Minimum detectable effect size for main outcomes (accounting for sample
design and clustering)
Our primary outcomes are all binary / probability outcomes, so for power calculations we use the standard formula for the variance of a proportion. The minimum detectable effect size then depends on the baseline probability of the outcome and the sample size in each arm. We have limited information about the baseline probabilities for most primary outcomes, but we expect many to fall between 0.05 and 0.2. Below we present power under baseline probabilities of 0.05, 0.1, and 0.2.

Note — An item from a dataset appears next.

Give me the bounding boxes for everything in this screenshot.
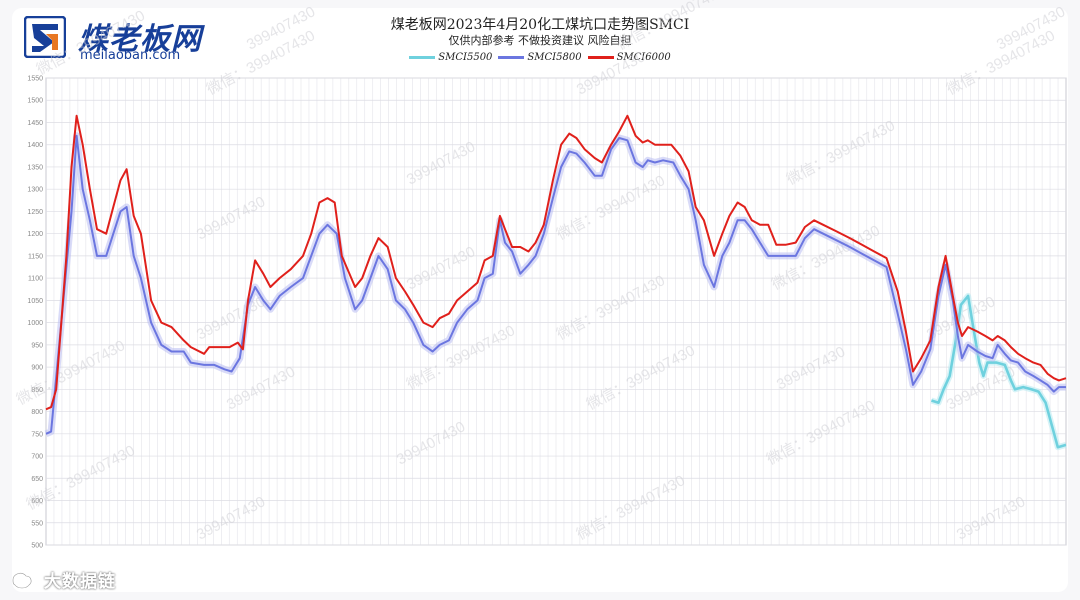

Our primary comparison compares the control group pooled with arm 1 against arm 2 (pooling 2A and 2B). For this comparison, at our central sample size estimate of 2000 individuals, with individual-level randomization, and given the baseline probabilities defined above, our minimum detectable effect sizes are:
Baseline 0.2: 5.0 percentage points
Baseline 0.1: 3.8 percentage points
Baseline 0.05: 2.7 percentage points
We will also compare each of the individual arms against each other. Power for these comparisons is smaller as we are comparing the 500 students in each arm against each other, as opposed to the 1000 students in each group that result once we pool arms as pre-specified above. For these comparisons, we have power of:
Baseline 0.2: 7.1 percentage points
Baseline 0.1: 5.3 percentage points
Baseline 0.05: 3.9 percentage points
The figure in the attached supporting documents and materials illustrates power under different assumptions about sample size and the baseline outcome level.